The treatment with anti-inflammatory drugs can be effective in many patients but monitoring of such patients must be continued to prevent eye damage. The non-steroidal anti-inflammatory drugs given are ibuprofen and indometacin. These topical drugs help to relieve the symptomic pains.
The treatment is also required to treat the underlying disease which caused scleritis. The period of treatment is based on the extent of treatment of disease that caused scleritis and severity of scleritis.
Scleritis is usually caused due to associated disorders of connective tissue or due to autoimmune disorders. Some of the causes can include rheumatoid arthritis, ankylosing spondylitis, Systemic lupus erythematosus, psoriatic arthritis, shingles, tuberculosis and high blood pressure.
The early diagnosis of scleritis can prevent the loss of vision. The ophthalmologist should be consulted immediately. An ophthalmologist examines the eyes and suggests blood tests to know the underlying causes of the disease.

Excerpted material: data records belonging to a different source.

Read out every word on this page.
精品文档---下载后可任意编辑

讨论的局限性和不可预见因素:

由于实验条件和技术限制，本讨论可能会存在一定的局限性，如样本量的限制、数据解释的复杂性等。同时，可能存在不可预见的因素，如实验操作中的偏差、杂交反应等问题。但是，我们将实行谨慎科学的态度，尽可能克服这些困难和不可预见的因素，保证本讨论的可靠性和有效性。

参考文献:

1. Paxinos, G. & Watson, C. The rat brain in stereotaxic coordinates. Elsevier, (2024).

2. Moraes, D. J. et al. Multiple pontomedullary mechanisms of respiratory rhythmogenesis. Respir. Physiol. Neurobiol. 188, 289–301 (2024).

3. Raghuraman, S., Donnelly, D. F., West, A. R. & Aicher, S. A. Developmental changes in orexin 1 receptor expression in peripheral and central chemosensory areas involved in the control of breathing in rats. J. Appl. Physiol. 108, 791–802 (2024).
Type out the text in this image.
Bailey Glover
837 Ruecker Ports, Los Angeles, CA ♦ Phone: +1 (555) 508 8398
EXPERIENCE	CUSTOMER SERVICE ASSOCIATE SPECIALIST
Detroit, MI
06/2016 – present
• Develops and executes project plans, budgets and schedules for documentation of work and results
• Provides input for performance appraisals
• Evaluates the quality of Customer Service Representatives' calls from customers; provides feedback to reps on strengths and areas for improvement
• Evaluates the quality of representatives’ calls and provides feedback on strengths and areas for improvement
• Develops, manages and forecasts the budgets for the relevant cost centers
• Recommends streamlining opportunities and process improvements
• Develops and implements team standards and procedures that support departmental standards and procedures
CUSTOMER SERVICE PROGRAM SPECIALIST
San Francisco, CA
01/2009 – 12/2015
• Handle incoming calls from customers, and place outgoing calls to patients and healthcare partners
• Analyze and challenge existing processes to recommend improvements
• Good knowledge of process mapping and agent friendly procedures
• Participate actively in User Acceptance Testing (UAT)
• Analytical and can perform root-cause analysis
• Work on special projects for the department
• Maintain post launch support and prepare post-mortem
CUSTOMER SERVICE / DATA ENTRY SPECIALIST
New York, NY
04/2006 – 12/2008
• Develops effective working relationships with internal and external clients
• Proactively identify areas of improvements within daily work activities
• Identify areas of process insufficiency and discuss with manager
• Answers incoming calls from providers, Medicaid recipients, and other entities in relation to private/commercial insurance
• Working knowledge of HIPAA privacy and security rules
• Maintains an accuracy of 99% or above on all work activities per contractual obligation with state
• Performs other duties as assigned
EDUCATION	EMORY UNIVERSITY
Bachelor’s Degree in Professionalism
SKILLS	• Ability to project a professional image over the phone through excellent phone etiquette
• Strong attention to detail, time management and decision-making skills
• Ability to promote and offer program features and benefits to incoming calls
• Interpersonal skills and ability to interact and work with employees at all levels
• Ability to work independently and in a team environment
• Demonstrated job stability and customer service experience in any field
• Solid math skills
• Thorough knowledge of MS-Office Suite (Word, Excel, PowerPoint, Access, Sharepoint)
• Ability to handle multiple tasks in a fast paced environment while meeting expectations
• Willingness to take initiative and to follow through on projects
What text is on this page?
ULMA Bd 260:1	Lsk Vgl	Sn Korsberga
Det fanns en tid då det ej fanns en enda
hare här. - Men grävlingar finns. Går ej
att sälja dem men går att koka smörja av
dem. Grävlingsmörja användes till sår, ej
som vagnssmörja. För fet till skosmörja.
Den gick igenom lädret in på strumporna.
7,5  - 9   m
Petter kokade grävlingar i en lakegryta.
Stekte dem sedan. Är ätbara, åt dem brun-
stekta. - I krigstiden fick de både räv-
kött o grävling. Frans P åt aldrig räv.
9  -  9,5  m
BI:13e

Scleritis is classified as anterior scleritis and posterior scleritis. Anterior Scleritis is prominent in 94% of Scleritis cases. Anterior scleritis is also further differentiated as diffuse anterior scleritis, nodular anterior scleritis, necrotising scleritis, and scleromalacia perforans. Posterior scleritis is very rare and usually caused in patients with systemic disorders like rheumatoid arthritis.